Arusha. Inadequate funding may force the East African Science and Technology Commission (Easteco) to halt some of its activities.
A recently-released report by the East African Legislative Assembly (Eala) said the approved budget from the 2016/2017 financial year was inadequate to cover major activities of the institution of the East African Community.
The critically affected activities include evaluation of technologies for agricultural products, establishment of a regional journal of scientific research and technologies and convening annual youth innovation forum.
During the current fiscal year ending on June 30, Easteco was allocated $1,196,138 for its expenditure, comprising $ 676,076 from the partner states and $520,066 from the general reserves.
But by February this year, only $424,623 had been received from the partner states — Tanzania, Uganda, Kenya, Burundi and Rwanda — and $ 100,000 from the EAC General Reserves.
According to the report by the Eala Committee of Accounts,which was tabled before the Eala plenary session held here recently, the Kigali-based institution received was equivalent to 44 per cent of its 2016/2017 budget.
Due to the funding constraints, a big chunk of the money - 64 per cent -went to salary and employee benefits, administrative costs 25 per cent while programmatic and related expenses consumed only eight per cent.
“The commission is constrained to the extent that in addition to untimely remittances, it is subjected to zero increment of budget,” the report said, warning: “Always paying salaries and administrative expenses without activities to achieve the objectives defeats the purpose for which the institutions were established.”
For the 2017/2018 financial year, the semi-autonomous Commission under EAC, was allocated $1,500,164 which Eala Committee members hinted could not suffice its expenditure.
Beside the funding hitches, the Committee observed that the commission lacks the technical staff to execute its mandate which hinges on initiating programmes aimed to promote science, technology and innovation in the region.
Only one out of 25 members of the staff is professional, forcing the institution to resort to use consultants which, they observed, may not be sustainable.
“Easteco being technical in nature,lacking the requisite technical staff will surely stall the achievement of the institution’s objectives,”, the report said, urging the EAC Council of Ministers to ensure proper staffing by September this year.

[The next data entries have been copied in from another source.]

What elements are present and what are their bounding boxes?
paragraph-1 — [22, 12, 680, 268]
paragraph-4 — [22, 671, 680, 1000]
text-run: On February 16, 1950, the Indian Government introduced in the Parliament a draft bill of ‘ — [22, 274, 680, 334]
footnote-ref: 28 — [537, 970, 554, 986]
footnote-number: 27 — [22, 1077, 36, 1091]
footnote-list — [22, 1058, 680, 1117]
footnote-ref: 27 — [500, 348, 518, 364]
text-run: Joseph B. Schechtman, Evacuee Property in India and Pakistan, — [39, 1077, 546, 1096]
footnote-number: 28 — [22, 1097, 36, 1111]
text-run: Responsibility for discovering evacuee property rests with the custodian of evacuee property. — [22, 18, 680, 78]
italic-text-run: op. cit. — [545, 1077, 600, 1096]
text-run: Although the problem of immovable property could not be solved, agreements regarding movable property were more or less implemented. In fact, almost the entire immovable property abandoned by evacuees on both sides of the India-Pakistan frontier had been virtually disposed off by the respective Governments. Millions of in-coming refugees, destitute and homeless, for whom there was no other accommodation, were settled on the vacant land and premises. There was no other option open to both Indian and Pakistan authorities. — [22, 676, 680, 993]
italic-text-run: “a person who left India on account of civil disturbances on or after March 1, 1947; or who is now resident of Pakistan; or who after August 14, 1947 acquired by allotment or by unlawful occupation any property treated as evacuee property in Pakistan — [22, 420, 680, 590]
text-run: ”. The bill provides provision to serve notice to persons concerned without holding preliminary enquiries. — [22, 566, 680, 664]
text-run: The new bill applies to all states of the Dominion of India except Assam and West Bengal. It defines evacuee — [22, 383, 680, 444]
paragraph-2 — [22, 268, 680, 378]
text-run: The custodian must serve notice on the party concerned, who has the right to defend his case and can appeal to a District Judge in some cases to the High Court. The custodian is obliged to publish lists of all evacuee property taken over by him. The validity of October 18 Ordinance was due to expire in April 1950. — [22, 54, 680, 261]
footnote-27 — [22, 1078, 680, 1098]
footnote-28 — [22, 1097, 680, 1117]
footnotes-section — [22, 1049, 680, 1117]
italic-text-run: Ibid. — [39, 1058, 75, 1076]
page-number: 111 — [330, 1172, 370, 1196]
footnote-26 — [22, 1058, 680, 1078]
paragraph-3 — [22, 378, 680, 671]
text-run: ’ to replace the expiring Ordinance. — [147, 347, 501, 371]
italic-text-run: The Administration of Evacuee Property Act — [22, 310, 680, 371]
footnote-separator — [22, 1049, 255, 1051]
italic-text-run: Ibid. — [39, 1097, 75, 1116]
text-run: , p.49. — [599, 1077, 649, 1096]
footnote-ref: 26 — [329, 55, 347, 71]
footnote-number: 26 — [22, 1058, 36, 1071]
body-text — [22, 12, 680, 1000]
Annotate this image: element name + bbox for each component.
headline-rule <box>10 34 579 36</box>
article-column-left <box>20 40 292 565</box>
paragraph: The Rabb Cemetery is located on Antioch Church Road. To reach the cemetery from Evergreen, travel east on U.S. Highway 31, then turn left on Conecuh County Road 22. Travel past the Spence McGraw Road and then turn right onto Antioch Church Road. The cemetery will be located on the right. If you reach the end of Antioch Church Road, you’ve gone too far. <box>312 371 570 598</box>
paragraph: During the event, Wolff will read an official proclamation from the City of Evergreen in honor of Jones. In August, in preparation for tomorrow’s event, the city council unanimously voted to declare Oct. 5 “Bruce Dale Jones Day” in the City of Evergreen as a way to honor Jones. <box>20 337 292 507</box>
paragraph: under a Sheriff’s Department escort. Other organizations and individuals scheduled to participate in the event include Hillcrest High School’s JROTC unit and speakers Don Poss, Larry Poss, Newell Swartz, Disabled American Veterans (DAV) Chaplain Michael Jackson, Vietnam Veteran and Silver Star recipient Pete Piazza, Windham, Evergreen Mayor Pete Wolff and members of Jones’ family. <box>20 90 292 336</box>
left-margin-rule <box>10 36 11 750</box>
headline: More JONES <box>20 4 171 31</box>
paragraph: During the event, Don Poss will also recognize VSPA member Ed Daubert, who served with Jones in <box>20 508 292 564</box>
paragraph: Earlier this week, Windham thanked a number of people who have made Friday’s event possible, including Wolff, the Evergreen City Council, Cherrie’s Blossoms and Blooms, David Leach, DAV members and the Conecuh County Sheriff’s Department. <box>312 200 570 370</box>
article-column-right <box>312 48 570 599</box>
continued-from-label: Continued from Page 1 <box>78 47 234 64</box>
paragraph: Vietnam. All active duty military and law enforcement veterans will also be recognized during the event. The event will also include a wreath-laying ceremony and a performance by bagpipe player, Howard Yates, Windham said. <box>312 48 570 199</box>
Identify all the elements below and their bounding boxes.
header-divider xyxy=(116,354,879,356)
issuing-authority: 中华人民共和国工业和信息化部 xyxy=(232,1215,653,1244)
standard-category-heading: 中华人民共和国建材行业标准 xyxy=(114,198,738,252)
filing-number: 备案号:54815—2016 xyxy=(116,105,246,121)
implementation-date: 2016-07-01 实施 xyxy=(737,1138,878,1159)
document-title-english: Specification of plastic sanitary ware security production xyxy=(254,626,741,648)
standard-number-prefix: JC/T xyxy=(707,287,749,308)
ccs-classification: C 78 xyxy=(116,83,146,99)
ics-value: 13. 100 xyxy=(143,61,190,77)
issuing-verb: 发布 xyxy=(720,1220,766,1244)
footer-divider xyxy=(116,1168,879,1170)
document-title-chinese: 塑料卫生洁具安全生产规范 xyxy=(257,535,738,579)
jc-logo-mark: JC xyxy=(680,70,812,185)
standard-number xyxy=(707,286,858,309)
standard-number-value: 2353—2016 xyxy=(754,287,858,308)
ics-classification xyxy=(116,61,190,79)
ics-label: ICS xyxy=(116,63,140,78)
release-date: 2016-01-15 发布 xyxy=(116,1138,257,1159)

The Council of Ministers, which is the policy organ of the Community, should also ensure timely remittances of funds to all new EAC institutions, foster alternative funding and scrap off the zero-budget increment policy.
It was further recommended that funds should be availed to Easteco by the EAC Ad Hoc Service Commission to enable the institution recruit staff and revise financing model to allow direct remittances by the partner states to Easteco.
Establishment of Easteco was endorsed by the EAC Heads of State during their June 2007 summit while the agreement headquarters between EAC and Rwanda government was signed in February 2014 and started operations shortly thereafter.
It is one of the newly-created EAC institutions, the others being the East African Health Research Commission (EAHRC) based in Bujumbura in Burundi, the East African Kiswahili Commission (EAKC) with headquarters in Zanzibar and the East African Competition Authority.